Status Report (2/17)

Group Update

We realized that the sensors were not adequate for environment (the minimum distance they can sense is less than what we were expecting) but this is being mitigated using a larger maze. We have also removed the Camera which was a backup for the LIDAR because we concluded that including an extra software for the camera to act as a backup for the LIDAR would take too much time and take our focus away from the project.

The Camera module was cut from the project since we decided that we only needed the LIDAR to implement SLAM. This has significantly lowered our cost and we can focus on getting a better LIDAR. We were also not sure if we would be using ROS or Python library but we ultimately decided to go with Python. This change would not incur any additional cost.

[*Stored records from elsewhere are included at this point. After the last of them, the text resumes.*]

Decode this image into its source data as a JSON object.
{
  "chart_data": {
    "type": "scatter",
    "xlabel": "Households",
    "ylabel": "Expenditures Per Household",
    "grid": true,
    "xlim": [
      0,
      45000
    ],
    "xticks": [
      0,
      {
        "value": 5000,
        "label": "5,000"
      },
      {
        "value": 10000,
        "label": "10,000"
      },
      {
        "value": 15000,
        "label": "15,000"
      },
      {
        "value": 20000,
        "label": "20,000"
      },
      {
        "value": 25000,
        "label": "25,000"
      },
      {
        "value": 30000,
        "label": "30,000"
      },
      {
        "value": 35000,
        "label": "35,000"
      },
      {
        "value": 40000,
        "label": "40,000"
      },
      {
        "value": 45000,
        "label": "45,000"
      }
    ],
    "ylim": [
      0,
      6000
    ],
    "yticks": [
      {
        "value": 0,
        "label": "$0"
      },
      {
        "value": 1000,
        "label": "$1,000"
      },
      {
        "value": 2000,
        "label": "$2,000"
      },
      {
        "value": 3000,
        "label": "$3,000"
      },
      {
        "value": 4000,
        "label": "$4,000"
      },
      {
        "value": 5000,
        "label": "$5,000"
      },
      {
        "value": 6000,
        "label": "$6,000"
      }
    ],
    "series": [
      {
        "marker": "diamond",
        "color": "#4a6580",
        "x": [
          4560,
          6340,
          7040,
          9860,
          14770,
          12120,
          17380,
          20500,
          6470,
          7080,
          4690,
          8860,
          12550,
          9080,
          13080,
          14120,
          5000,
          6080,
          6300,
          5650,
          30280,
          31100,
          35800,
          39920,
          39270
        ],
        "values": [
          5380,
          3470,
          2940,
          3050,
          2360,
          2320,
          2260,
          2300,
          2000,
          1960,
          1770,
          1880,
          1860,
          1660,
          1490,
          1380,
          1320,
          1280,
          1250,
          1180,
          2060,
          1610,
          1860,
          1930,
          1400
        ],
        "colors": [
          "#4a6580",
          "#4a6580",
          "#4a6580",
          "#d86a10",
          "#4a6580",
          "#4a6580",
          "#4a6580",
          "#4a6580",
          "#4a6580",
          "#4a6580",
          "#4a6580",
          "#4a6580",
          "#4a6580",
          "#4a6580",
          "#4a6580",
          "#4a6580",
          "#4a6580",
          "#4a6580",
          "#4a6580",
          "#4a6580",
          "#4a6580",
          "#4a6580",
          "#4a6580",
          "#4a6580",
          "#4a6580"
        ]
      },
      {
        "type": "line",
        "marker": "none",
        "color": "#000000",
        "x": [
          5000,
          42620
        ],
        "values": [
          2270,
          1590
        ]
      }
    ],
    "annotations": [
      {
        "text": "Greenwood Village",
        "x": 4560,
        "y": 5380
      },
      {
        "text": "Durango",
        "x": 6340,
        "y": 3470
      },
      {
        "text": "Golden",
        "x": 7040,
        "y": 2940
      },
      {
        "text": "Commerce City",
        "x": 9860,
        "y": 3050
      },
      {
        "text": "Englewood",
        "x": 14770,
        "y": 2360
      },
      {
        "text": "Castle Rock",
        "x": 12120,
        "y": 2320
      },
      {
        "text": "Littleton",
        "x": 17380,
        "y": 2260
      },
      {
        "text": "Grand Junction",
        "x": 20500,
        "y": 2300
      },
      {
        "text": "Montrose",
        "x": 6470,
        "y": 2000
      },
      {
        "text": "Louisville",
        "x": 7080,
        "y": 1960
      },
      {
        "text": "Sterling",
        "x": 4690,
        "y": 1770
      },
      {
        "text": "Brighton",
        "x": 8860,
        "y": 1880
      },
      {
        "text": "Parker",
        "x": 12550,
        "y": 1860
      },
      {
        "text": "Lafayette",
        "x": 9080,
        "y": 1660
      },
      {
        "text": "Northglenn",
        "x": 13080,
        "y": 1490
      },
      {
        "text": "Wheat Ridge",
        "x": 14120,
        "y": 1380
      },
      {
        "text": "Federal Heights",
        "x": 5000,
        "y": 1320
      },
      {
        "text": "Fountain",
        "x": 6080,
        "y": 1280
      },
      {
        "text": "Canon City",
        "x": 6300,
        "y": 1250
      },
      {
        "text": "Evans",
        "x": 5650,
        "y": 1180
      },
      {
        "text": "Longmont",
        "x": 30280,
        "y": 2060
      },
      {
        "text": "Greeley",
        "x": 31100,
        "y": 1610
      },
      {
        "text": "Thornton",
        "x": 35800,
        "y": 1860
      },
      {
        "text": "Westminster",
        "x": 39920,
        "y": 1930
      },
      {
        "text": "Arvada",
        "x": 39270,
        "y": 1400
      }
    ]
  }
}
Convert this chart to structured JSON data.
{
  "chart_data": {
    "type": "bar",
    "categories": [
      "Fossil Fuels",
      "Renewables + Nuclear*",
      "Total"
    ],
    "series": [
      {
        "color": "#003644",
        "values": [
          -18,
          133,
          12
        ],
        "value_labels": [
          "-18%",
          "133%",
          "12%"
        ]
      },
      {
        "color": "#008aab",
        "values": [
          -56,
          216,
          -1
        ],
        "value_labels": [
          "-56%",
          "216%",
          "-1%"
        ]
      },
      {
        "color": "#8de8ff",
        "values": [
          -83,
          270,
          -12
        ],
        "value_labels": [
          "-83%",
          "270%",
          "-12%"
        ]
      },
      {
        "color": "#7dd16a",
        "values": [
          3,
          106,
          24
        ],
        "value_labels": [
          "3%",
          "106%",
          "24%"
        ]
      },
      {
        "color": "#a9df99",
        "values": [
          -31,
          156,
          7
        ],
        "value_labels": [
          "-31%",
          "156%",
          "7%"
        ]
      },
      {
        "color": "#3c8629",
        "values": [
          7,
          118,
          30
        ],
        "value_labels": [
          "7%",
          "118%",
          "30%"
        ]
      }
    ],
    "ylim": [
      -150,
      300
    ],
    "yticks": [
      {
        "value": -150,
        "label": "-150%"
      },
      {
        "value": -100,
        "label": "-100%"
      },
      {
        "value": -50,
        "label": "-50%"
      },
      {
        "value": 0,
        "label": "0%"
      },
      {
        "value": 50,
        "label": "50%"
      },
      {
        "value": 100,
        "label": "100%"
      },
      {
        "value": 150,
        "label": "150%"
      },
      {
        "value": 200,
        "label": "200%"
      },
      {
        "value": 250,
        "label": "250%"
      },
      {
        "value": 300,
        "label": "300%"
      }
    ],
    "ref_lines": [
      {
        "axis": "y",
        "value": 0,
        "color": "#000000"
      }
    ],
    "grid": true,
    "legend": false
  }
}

Our Gantt chart has been updated significantly due to the changes. We pushed back most of the deadlines due to the changes in the design and the ongoing research about modules as well as components that we did this week.

Amukta’s Update

Last week, I researched python data libraries, imaging modules, the ROS navigation stack, and the robot’s map representation. Next week, I will set up the Raspberry Pi, set up the configuration to receive lidar points, and experiment with it to come up with maze dimensions. I’m on schedule, since though the maze building was pushed back, the camera module was cut.

Kanupriyaa’s Update

Probability in Localization :

This week I was supposed to start implementing the Localization part of the SLAM algorithm. I spent the first half of the week learning about different filter that I would need for probability determination and settled on an EKF filter that will suffice for the SLAM that we are trying to implement. I spent the next two days learning about EKF probability filter and how the calculation for this filter would take place in regards to SLAM. I spent the last day working on writing simple Python code using numpy to build a small probability filter which I need to expand more to finish the localization for the SLAM.

Looking Ahead:

According to the Gantt Chart I am on schedule. Next week I need to focus on including the filter I have created and using it to make a mapping algorithm which would complete the localization part of the SLAM algorithm. This would be significantly harder to code than the small filter I have made as of now but since I understand the concept much better it should mitigate some of the difficulty I encountered this week. By the end of next week I hope to have the localization code for the SLAM algorithm completed

Tiffany’s Update

This week, I researched and finalized purchases for the robot’s main components.

Chassis:

I evaluated the effects of buying a chassis vs custom building a chassis. Most chassis kits use yellow DC hobby motors that either don’t include encoders or have low resolution, unstably attached encoders. We decided to build a custom robot to include higher speed motors and higher resolution encoders. In addition, this would allow us to integrate mounts for the sensors and batteries we are using more easily, and be more flexible with the robot dimensions. We purchased a 12V, 350 rpm wheel kit (includes dc motor, built in encoder, mounting brackets, and rubber wheels).

Lidar & Camera:

I researched different lidar sensors, and checked with Professor Mukerjee about previous year’s leftover sensors. The two main lidars I compared were the XV-11 lidar, which is a component from the Neato autonomous vacuum, and the RPLidar. The specifications for the two lidars seem nearly identical, except the XV-11 is sold with an Arduino microcontroller for $159, while the RPLidar is $99 with a usb adapter. Both collect 8000 data points per second (360 points per revolution), have scan rate of 5.5 – 10 Hz, use 5V power supply, and have detection range of 0.15 – 12 m. The XV-11 is very popular for autonomous robots, and has a sizable collection of articles and open source support. The RPLidar does not have as much open source support, but the company does provide a SDK. In addition, Professor Mukerjee mentioned that previous capstone teams used the RPLidar. Therefore we decided to purchase the cheaper RPLidar.

One Issue I discovered is that the lidar’s minimum detection range is 15 cm, which may be too short for a maze with 8 in wide hallways. So I suggested revising the Gantt chart to delay building the maze until we can confirm the actual range.

ROS Navigation Stack:

I also researched available SLAM tools we could build our pipeline from, particularly the ROS navigation stack. I completed a 4 hour online course on configuring and testing the navigation stack for Turtlebot in Rviz.